Three months into the New Year, we already had three unscheduled holidays in 2002. January 22nd was election holiday, and the day Speaker Balayogi died and on his funeral day. This is apart from the declared five religious holidays so far.

It’s not just holidays that bother many of us. It’s the general work culture. For a tropical country we start work very late in the morning. Again its not that we are late risers. We wake up very early in the morning, discuss the problems of the entire world and country and then leisurely get ready to go to work. Maybe one of the major problems of the country would be solved if we discussed less and worked more. In the Western countries where the weather is unbearably cold and snow is a big problem and there is very little daylight, offices start work at 8.00am. and people leave by 6.30-7.00 and quite a few leave earlier than that. And here in India with bright light from 5.00am our work day begins only at 10.00am or later!

A few years ago I spent 15 days in the Netherlands. I had to take early morning bus to office. The bus driver was always on time – to the minute. Its not that he lived next door. He had to travel 200kms every morning. Rain or hail, he was always on time, never late and always cheerful. This kind of predictability and professionalism is what makes work a pleasure for everyone. We can then plan work properly and avoid a lot of anxiety and pressure.

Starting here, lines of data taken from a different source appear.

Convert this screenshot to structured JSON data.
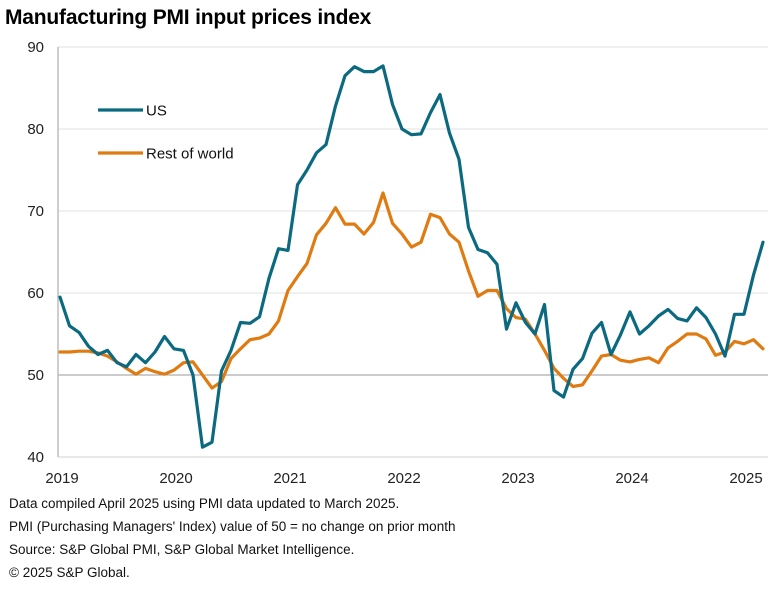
{
  "chart_data": {
    "type": "line",
    "title": "Manufacturing PMI input prices index",
    "xlabel": "",
    "ylabel": "",
    "ylim": [
      40,
      90
    ],
    "yticks": [
      "40",
      "50",
      "60",
      "70",
      "80",
      "90"
    ],
    "xticks": [
      "2019",
      "2020",
      "2021",
      "2022",
      "2023",
      "2024",
      "2025"
    ],
    "x_start": "2019-01",
    "x_end": "2025-03",
    "frequency": "monthly",
    "grid": true,
    "reference_line": 50,
    "legend_position": "top-left",
    "series": [
      {
        "name": "US",
        "color": "#0b6a80",
        "values": [
          59.5,
          56,
          55.2,
          53.5,
          52.5,
          53,
          51.5,
          51,
          52.5,
          51.5,
          52.8,
          54.7,
          53.2,
          53,
          50,
          41.2,
          41.8,
          50.5,
          53,
          56.4,
          56.3,
          57.1,
          61.8,
          65.4,
          65.2,
          73.2,
          75,
          77.1,
          78.1,
          82.8,
          86.5,
          87.6,
          87,
          87,
          87.7,
          83,
          80,
          79.3,
          79.4,
          82,
          84.2,
          79.5,
          76.3,
          68,
          65.3,
          64.9,
          63.5,
          55.6,
          58.8,
          56.4,
          55,
          58.6,
          48.1,
          47.3,
          50.7,
          52,
          55.1,
          56.4,
          52.5,
          54.9,
          57.7,
          55,
          56,
          57.2,
          58,
          56.9,
          56.6,
          58.2,
          57,
          55,
          52.3,
          57.4,
          57.4,
          62.2,
          66.2
        ]
      },
      {
        "name": "Rest of world",
        "color": "#e07b12",
        "values": [
          52.8,
          52.8,
          52.9,
          52.9,
          52.7,
          52.3,
          51.6,
          50.8,
          50.1,
          50.8,
          50.4,
          50.1,
          50.6,
          51.5,
          51.6,
          50,
          48.4,
          49.2,
          52,
          53.2,
          54.3,
          54.5,
          55,
          56.6,
          60.3,
          62,
          63.6,
          67.1,
          68.5,
          70.4,
          68.4,
          68.4,
          67.2,
          68.6,
          72.2,
          68.5,
          67.2,
          65.6,
          66.2,
          69.6,
          69.2,
          67.2,
          66.2,
          62.7,
          59.6,
          60.3,
          60.3,
          58.1,
          57,
          56.8,
          55,
          53,
          50.8,
          49.6,
          48.6,
          48.8,
          50.5,
          52.3,
          52.5,
          51.8,
          51.6,
          51.9,
          52.1,
          51.5,
          53.3,
          54.1,
          55,
          55,
          54.4,
          52.4,
          52.8,
          54.1,
          53.8,
          54.3,
          53.2
        ]
      }
    ]
  },
  "footnotes": [
    "Data compiled April 2025 using PMI data updated to March 2025.",
    "PMI (Purchasing Managers' Index) value of 50 = no change on prior month",
    "Source: S&P Global PMI, S&P Global Market Intelligence.",
    "© 2025 S&P Global."
  ]
}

Whenever a major public figure – present or past – is ill, all that most officials and employees can think of is the holiday declaration in the event of his death! And when employees do come to work, they rarely get to work!

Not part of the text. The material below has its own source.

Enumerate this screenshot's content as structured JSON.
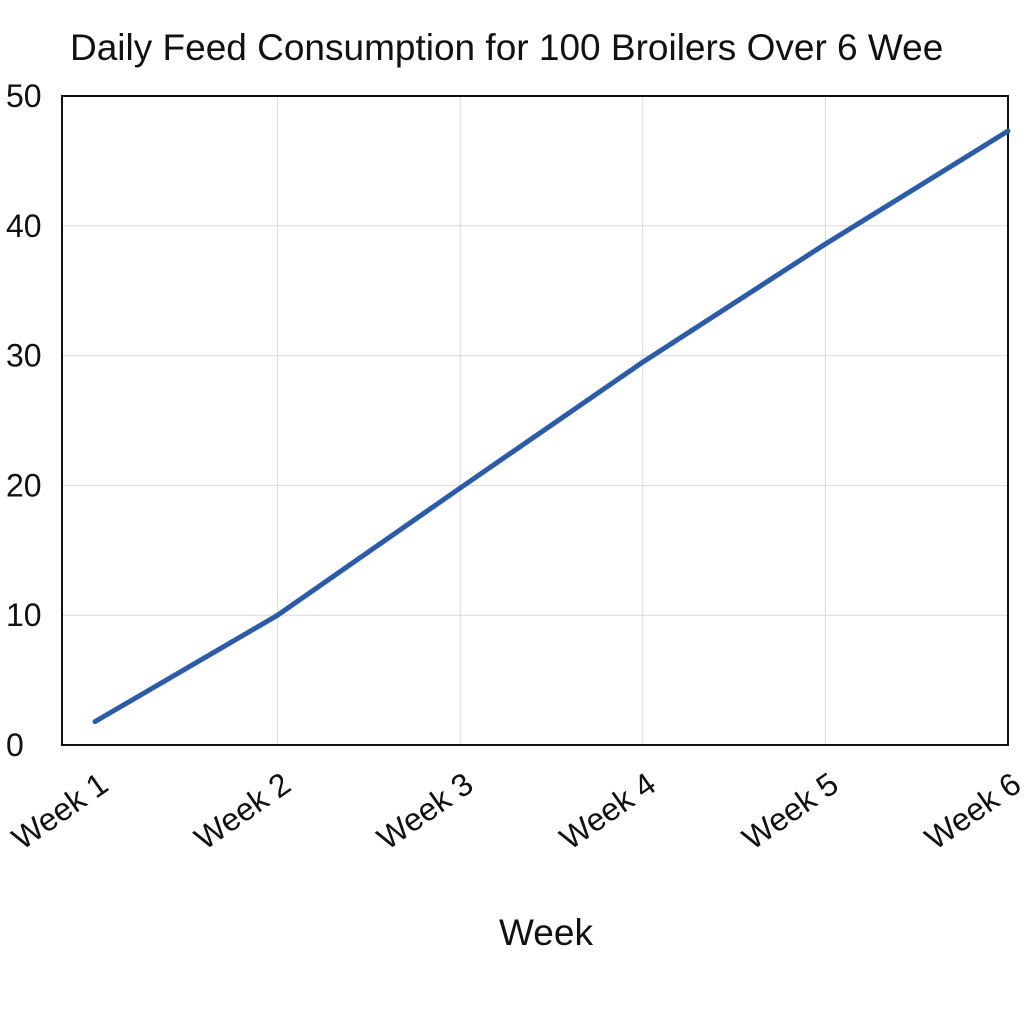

Hyderabad has a double disadvantage – as a State capital and as a laid back city with a languid style. Wealth creation is a function of work, resources, skills and brains. There cannot be economic growth without hard work. Our politicians, for all their faults, do work tirelessly. But much of their work is so unproductive, or even counterproductive, that they do not set an inspiring example. What we need is hard work combined with productivity. Can we make meaningful work itself enjoyable, without having to look forward to a break from work at the drop of a hat?